The decision was issued on Dec. 13 by the Refugee Relief and Repatriation Commissioner (RRRC) regarding refugee camps where about 400,000 school-age children are confined, according to a statement issued by Human Rights Watch (HRW) on Dec. 18.
Several educational institutions have already been shut down following calls by the Bangladesh government to close community-based and home-based schools — a move the New York-based rights organization has labeled a massive violation of the right to education.
“Bangladesh’s decision to close schools for Rohingya refugee children violates the right to education on a massive scale,” said Bill Van Esveld, associate children’s rights director at HRW. “This cruel decision should be immediately reversed so that Rohingya children can get an education, which will be especially critical for their return to Myanmar when it is safe to do so.”
Since August 2017, more than 745,000 Rohingya refugees have fled outbreaks of violence and military operations in neighboring Myanmar. There are more than 860,000 Rohingya refugees living in 34 camp settlements across Ukhiya and Teknaf subdistricts of Cox Bazar, with over 55 percent of them below the age of 18.
Following a massive scale-up at the start of the response, education sector partners currently provide services through more than 6,000 learning centers.
If the government thinks that some ideology is being pushed which is harmful to the country, then these schools can be placed under surveillance
A 30-year-old Rohingya teacher, who runs a community school with 60 students in Cox's Bazar refugee camp, said an RRRC official visited on Dec. 13 and forbade him to run the school.
“I used to teach primary education in the Myanmar language in my school but I don't know why the Bangladesh government took such a decision. If our children are not educated, then their prospects will not improve,” the teacher told UCA News on condition of anonymity. He has been running his school for the last year without payment from any organization.
Rohingya leaders say the government has taken this decision because of the recent anarchy and conflicts in Rohingya camps. But they are campaigning to stop the closure of community-based schools.
A Catholic Church leader said the closure of community-based schools was not a solution to problems at camps but would further alienate the Rohingya.
“Home-based and community-based schools should not be closed. If the government thinks that some ideology is being pushed which is harmful to the country, then these schools can be placed under surveillance. Because many are teaching voluntarily, it is not bad,” Holy Cross Father Liton Hubert Gomes told UCA News.

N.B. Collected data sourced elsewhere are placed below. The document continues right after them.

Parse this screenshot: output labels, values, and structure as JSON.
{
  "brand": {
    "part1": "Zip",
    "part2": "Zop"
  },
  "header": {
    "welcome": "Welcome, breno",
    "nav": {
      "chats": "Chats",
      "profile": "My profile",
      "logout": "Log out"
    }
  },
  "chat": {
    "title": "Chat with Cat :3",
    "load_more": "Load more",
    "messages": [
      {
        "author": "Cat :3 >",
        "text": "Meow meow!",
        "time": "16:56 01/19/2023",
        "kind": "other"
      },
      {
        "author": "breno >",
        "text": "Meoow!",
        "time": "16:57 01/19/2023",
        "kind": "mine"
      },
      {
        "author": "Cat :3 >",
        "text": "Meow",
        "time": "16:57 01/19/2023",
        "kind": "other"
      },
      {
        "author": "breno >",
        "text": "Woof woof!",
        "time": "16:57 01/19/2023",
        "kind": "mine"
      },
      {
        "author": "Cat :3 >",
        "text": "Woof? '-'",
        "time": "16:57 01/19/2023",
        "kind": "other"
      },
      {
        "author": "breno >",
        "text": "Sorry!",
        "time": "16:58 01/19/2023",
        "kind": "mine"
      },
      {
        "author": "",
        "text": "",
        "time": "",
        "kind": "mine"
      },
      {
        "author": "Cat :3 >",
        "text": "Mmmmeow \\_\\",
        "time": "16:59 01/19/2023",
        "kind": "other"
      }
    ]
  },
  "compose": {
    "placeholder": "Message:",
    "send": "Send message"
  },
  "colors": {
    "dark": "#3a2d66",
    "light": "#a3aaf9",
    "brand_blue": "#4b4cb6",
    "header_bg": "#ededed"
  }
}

“The Rohingya are entitled to the right to education and if they are deprived of this right, then it can be as harmful for them as it is for us,” added Father Gomes, secretary of the Catholic bishops' Justice and Peace Commission.
RRRC additional commissioner Mohammad Shamsud Douza said they are not closing any schools but are ensuring there is a uniform education system in the refugee camps.
“Many educational institutions have grown up in the camps, such as madrasa schools. We are closing these. We want a universal education system,” Douza told UCA News.